Wikipedia on Moynihan Report

If anthropology can criticize "others", the field of anthropology can lead the charge in chastizing "this" culture for breeding "undesirable" attitudes.

My first course in Psychological anthropology asked the question of whether or not "culture" can make someone "sick." Even though I had been an anthropology major for 2 years to that point and not having been a fan of the perceived dominant tenets of American culture since a high school history class, I had never thought of this question.

And so now in an era of Roger Clemens and Barry Bonds using steroids, Olympics stars like Marion Jones going to jail for using drugs, and the sport of cycling being dented every year because of some kind of drug scandal, what does this say about us and our most prominent cultures of excess and poverty?

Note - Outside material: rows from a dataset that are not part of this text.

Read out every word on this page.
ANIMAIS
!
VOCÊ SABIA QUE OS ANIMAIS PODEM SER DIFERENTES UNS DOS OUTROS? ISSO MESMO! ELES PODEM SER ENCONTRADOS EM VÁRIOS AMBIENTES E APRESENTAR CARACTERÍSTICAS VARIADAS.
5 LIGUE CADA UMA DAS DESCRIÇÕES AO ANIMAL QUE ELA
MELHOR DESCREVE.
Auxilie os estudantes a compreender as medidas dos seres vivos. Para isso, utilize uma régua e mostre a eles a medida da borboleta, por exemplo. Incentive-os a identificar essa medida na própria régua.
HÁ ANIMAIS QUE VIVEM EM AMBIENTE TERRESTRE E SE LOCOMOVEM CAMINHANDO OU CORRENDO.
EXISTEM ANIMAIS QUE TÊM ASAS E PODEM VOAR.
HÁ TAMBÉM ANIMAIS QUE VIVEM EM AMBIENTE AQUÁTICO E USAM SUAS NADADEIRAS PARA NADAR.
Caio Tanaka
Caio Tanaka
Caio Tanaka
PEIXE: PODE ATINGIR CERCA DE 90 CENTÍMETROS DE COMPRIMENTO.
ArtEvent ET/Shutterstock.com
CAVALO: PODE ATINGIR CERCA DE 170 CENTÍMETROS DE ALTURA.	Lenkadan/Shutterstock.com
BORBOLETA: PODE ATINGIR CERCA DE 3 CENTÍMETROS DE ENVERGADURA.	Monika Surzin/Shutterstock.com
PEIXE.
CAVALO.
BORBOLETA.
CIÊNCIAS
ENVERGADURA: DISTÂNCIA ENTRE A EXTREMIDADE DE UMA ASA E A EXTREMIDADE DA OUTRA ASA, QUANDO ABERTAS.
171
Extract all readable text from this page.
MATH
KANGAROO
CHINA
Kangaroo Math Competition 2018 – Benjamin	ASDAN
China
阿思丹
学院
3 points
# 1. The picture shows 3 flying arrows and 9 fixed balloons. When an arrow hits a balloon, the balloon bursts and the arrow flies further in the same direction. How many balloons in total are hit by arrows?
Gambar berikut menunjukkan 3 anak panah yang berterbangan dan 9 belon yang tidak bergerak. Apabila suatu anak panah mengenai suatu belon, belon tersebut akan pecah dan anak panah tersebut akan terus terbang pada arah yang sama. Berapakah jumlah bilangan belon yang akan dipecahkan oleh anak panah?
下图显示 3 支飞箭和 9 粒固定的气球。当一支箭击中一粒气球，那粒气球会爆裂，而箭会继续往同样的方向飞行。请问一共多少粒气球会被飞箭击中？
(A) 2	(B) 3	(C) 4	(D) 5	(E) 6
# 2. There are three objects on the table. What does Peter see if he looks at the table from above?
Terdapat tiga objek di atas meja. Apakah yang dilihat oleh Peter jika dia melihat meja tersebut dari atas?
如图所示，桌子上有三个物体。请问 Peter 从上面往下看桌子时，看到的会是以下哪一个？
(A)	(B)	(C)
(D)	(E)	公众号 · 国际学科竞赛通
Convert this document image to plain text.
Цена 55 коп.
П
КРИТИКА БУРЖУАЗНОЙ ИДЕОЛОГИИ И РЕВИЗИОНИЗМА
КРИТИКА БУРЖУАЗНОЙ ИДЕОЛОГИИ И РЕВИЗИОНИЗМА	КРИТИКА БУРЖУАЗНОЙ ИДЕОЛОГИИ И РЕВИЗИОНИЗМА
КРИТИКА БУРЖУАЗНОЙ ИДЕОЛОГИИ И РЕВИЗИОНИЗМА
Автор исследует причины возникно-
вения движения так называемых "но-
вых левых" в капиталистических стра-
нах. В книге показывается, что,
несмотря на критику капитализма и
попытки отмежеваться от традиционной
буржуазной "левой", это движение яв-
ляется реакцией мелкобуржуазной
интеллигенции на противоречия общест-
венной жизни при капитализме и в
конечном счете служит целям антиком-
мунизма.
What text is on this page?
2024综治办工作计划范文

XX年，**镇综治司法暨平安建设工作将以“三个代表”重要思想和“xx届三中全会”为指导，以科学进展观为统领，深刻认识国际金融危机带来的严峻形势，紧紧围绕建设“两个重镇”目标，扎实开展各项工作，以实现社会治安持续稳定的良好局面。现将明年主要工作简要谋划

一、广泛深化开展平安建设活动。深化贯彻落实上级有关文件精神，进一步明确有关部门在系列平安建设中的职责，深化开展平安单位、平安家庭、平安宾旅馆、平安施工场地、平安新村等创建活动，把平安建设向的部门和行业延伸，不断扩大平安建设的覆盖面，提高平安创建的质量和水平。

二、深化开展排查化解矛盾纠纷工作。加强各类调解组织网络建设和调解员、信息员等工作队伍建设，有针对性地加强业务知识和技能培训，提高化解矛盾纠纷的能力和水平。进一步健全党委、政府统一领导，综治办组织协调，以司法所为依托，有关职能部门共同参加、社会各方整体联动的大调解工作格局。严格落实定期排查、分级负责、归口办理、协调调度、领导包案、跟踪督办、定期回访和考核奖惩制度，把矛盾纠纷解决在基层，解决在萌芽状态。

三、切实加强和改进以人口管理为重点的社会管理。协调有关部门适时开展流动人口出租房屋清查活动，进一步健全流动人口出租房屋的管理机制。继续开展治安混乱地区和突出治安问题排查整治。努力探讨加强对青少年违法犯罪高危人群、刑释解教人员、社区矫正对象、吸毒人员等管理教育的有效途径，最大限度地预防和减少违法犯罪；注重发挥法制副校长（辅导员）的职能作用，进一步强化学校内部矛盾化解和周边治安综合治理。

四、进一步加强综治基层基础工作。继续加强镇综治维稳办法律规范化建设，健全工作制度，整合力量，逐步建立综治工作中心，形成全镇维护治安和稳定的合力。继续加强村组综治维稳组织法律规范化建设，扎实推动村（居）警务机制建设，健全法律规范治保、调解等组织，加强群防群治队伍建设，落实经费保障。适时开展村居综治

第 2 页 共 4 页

However not to be completely mudslinging at these dominant cultures, and to differ a bit from their approach, maybe we should also ask, what are the root causes, and what gives people so much opportunity and space to consume what it does in excess?

Another question separate from focusing on the culture of excess but rather the culture surrounding "enhancement" is why there is such a moral code and imperative ascribed to sports as opposed to none whatsoever in the fields of academia or medicine? We don't care at all that a seizable chunk of them take brain enhancers. No one would call that "cheating." The Onion makes fun of that fact.